SQL Transform module provides an easy interface to transform a dataframe using SQL. This SQL can originate from a string or a file and may contain placeholders for templating.

koheesio.spark.transformations.sql_transform.SqlTransform #

SQL Transform module provides an easy interface to transform a dataframe using SQL.

This SQL can originate from a string or a file and may contain placeholder (parameters) for templating.
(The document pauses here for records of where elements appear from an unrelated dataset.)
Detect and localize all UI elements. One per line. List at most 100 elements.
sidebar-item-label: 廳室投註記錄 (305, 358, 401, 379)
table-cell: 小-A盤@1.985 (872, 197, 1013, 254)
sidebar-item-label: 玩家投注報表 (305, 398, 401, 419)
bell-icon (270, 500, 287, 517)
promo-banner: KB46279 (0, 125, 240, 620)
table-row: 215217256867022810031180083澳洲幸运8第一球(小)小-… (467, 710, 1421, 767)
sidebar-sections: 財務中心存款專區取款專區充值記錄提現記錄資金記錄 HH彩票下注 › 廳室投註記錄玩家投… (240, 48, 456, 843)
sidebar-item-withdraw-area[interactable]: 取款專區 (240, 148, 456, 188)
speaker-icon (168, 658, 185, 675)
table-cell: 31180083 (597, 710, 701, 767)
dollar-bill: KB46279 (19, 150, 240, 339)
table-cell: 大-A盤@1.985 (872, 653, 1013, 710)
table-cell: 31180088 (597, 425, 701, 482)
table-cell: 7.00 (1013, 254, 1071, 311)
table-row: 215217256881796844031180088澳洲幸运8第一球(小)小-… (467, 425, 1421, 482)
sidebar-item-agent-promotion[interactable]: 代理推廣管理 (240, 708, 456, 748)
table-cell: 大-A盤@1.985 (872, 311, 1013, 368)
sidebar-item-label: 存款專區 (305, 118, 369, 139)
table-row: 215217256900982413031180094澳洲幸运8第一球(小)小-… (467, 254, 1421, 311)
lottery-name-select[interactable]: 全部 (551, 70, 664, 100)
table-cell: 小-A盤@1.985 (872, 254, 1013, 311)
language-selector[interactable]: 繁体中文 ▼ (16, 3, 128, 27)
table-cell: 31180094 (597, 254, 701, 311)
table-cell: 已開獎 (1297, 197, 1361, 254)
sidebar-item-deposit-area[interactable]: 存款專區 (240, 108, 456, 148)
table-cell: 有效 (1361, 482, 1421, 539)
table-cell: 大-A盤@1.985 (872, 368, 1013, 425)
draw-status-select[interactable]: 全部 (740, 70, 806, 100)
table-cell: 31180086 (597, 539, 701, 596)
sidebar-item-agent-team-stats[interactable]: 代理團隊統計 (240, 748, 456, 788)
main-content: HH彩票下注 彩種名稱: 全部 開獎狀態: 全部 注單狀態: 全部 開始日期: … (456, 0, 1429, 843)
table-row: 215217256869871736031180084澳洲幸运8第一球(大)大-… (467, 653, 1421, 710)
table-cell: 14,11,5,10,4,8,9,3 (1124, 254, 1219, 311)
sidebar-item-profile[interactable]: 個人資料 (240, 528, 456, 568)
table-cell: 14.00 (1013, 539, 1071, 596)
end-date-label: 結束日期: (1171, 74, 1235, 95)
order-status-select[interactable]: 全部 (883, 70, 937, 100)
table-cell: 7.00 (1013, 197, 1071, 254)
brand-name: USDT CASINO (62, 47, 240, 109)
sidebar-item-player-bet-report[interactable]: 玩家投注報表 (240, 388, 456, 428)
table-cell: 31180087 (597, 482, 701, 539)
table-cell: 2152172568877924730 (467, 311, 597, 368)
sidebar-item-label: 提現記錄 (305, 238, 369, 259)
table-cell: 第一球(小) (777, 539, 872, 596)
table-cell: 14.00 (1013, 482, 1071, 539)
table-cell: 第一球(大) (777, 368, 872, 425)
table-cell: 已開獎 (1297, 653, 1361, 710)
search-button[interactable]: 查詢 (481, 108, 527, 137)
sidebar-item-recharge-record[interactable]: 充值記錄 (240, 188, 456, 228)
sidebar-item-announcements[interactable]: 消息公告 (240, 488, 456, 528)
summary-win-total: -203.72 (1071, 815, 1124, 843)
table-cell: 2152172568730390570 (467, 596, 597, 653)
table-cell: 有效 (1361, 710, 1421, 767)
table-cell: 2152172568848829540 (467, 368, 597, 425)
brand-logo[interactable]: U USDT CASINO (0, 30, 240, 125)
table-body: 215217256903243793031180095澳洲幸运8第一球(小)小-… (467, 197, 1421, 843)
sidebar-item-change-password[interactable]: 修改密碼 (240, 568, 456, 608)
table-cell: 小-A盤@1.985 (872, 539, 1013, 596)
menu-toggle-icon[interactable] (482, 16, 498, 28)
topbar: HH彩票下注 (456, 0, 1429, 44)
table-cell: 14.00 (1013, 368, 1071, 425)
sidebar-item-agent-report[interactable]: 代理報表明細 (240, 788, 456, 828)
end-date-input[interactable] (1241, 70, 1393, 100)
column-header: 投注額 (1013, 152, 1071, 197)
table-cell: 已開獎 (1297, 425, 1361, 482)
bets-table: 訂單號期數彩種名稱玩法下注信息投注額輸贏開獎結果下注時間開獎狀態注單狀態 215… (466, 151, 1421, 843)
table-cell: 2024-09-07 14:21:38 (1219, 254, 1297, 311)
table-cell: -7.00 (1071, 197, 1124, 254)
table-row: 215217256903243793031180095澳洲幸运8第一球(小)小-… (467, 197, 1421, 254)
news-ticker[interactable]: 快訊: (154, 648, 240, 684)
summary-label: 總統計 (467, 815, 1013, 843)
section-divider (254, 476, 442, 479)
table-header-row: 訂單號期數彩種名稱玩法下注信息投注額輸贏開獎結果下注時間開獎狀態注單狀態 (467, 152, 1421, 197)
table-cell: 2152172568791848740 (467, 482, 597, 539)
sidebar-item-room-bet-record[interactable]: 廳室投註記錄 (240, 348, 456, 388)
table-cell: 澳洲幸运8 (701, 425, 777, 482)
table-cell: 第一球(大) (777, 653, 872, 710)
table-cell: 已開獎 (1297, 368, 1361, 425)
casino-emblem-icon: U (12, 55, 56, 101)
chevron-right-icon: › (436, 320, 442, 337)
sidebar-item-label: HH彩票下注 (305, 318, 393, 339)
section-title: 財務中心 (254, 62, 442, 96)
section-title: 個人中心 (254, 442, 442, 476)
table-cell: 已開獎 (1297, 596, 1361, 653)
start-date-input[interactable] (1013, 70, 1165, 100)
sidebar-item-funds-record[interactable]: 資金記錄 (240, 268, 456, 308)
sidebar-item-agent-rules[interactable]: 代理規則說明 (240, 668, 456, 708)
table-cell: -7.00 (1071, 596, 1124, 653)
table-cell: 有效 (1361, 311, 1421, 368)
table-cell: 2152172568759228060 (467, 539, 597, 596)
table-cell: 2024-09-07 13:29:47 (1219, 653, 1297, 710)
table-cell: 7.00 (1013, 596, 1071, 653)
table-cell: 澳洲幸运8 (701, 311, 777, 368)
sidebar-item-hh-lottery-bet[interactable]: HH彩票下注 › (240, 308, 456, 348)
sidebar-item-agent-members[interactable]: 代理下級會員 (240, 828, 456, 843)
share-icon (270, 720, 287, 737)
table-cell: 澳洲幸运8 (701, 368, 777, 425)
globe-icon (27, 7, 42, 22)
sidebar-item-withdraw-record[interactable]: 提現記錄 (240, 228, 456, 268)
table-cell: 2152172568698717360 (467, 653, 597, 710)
  • Placeholders are identified with ${placeholder}.
  • Placeholders can be passed as explicit params (params) or as implicit params (kwargs).

Example sql script:

SELECT id, id + 1 AS incremented_id, ${dynamic_column} AS extra_column
FROM ${table_name}

execute #

execute() -> Output
Source code in src/koheesio/spark/transformations/sql_transform.py
def execute(self) -> Transformation.Output:
    table_name = get_random_string(prefix="sql_transform")
    self.params = {**self.params, "table_name": table_name}

    from koheesio.spark.utils.connect import is_remote_session

    if 3.4 < SPARK_MINOR_VERSION < 4.0 and is_remote_session() and self.df.isStreaming:
        raise RuntimeError(
            "SQL Transform is not supported in remote sessions with streaming dataframes."
            "See https://issues.apache.org/jira/browse/SPARK-45957"
            "It is fixed in PySpark 4.0.0"
        )

    self.df.createOrReplaceTempView(table_name)
    query = self.query

    self.output.df = self.spark.sql(query)